第二日清晨,王时献上从树冠摸来的鸟蛋,乐语随手扔进尚有余热的火堆里,拿起一根烧得炭黑的树枝在里面翻来翻去。正等着鸟蛋被烫熟,身后突然被人轻轻戳了戳,乐语回过头去看,见到陈泓辛伸出食指,在唇边比了一个噤声的手势。
她顺着他指向的地方看去,这才发现不远处跌跌撞撞地走来一个身形孱弱的少年。他灰头土脸,虽然身上没有血迹,却能看出来受了伤,也不知道为什么还坚持呆在这里,未动用符咒离开。
正想着,那少年身后的方向由传来纷乱的脚步声,一阵喧嚷破林而出:“哈!找着你了!”
四个穿得人模狗样的男修扒开了面前挡路的枝杈,这几人不在明显不在试炼的弟子名册之列,不知是怎么进来的,他们面色凶恶,到了那少年近前,便将他围了起来,两人按着他跪在地上,另外两人则是对着他拳打脚踢。
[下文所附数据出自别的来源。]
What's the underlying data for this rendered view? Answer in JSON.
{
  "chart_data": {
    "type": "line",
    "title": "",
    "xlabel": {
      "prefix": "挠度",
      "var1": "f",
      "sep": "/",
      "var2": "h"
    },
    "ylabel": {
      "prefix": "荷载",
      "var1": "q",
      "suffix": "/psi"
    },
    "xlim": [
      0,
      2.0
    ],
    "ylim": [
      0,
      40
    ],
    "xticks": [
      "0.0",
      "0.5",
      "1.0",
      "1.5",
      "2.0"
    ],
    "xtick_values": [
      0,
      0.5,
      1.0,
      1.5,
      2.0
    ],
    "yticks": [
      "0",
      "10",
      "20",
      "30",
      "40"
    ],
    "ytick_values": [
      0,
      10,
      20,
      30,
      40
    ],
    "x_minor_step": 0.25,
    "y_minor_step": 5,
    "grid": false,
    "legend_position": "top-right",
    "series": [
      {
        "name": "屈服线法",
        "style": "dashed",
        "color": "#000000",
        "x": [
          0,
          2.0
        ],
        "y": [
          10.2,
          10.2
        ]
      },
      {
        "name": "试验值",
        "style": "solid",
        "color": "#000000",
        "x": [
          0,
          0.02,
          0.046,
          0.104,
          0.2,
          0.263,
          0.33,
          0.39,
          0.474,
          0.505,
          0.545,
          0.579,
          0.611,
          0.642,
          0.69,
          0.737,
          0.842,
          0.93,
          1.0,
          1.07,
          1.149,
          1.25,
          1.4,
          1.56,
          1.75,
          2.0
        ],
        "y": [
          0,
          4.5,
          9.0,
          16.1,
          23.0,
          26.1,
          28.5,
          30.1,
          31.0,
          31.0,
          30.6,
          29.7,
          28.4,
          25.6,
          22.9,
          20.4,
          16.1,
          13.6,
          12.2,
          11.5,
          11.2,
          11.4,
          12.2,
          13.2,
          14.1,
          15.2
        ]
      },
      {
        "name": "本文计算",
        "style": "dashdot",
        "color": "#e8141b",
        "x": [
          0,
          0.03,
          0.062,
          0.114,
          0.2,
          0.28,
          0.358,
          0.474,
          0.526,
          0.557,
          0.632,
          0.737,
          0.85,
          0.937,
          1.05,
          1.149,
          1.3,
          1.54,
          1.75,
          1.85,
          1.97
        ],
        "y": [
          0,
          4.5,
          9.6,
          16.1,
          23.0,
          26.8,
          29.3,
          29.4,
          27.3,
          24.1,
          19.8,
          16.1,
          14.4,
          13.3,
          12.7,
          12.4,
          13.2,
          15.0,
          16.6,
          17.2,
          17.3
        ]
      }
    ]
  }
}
乐语颇有侠义心肠,见到这番情景,顿时冲着他们大喝了一声:“住手!”
“谁?”那几人听见了声音,警惕起来,转过来对着这边叫道:“滚出来!”
陈泓辛默默向后退了一步,乐语回头看了他一眼,也没说什么,只拉着凤栖走了过去。四人当中为首那青年面如冠玉,却眼神阴鸷,他眼见着两个女修走近,愣了愣,慢慢地,眼睛里带上了几分玩味。
“呦,今个儿什么日子啊?”
他身后的几个败类听了他这话,都站在原地,跟着不怀好意地笑。乐语戏瘾上来,清了清嗓子,颇有气势地喊了一句:“仙门试炼,你们竟敢胡来?”
“呦,还仙门呢?”
那人笑着摸了摸下巴,上上下下地打量她,调戏道:“这仙门是谁家开的,你知道么?”
乐语拽了拽凤栖袖子:“我戏唱完了,你上吧。”
凤栖凉凉看她一眼,问她:“你上次骂我,这次我不管你行不行?”
乐语一哆嗦,嘴硬:“我又没骂错。”
那人见这两人拌嘴,也不在意,手招了招,身后一个白衣服的就走了出来,谄媚地凑到了他面前。他附耳跟对方说了两句什么,然后抱着肩膀,好整以暇地看着人摩拳擦掌地向着凤栖走过去,脸上带着残忍的笑意。
那人相貌猥琐,眼神忽闪,走到凤栖旁就伸手向她抓去。凤栖站着没动,他这一抓之下,抓了个正着,可还没来得及将人往自己方向拽,手掌下的肌肤触感就从温暖柔软,变成了烧铁般的滚烫。
他瞳孔猛缩,惨叫一声收回手来,拼命地甩着手臂,在挥动间那手心的皮肉蒸汽滋滋作响,不多一会,就传来了一阵肉香。
凤栖静静地看着他,眼神冰冰凉凉的,带着点儿诡异。旁边那被乱拳打得鼻青脸肿的孱弱少年本来趴在地上,这会见到围攻他的几个人都愣住了,立即抓住时机,趁他们没回过神,猛地爬起来就向林子深处跑去。
可惜他没跑两步,突然四周响起几声怪叫,一张土灰大网迎面裹住了他,余势不减,又向这边的几人罩来。
众人反应不及,被那铺天盖地的大网一齐罩住,连隐藏在暗处的陈泓辛和王时都没有放过。等网绳一收,几人脚下不稳,萝卜白菜似的栽倒在地,七八个怪叫连连的练气小妖从林间阴影里跳出来,它们看模样似乎才会化形不久,那鼻子不是鼻子眼睛不是眼睛,大嘴里面全都是寒光闪闪的尖牙,面目全非十分狰狞。
等它们念念有词地拉着那网绳向下一沉,这些仙门弟子便连网带人地被拽着往土里一钻,生动形象地诠释了一场什么叫做一网打尽。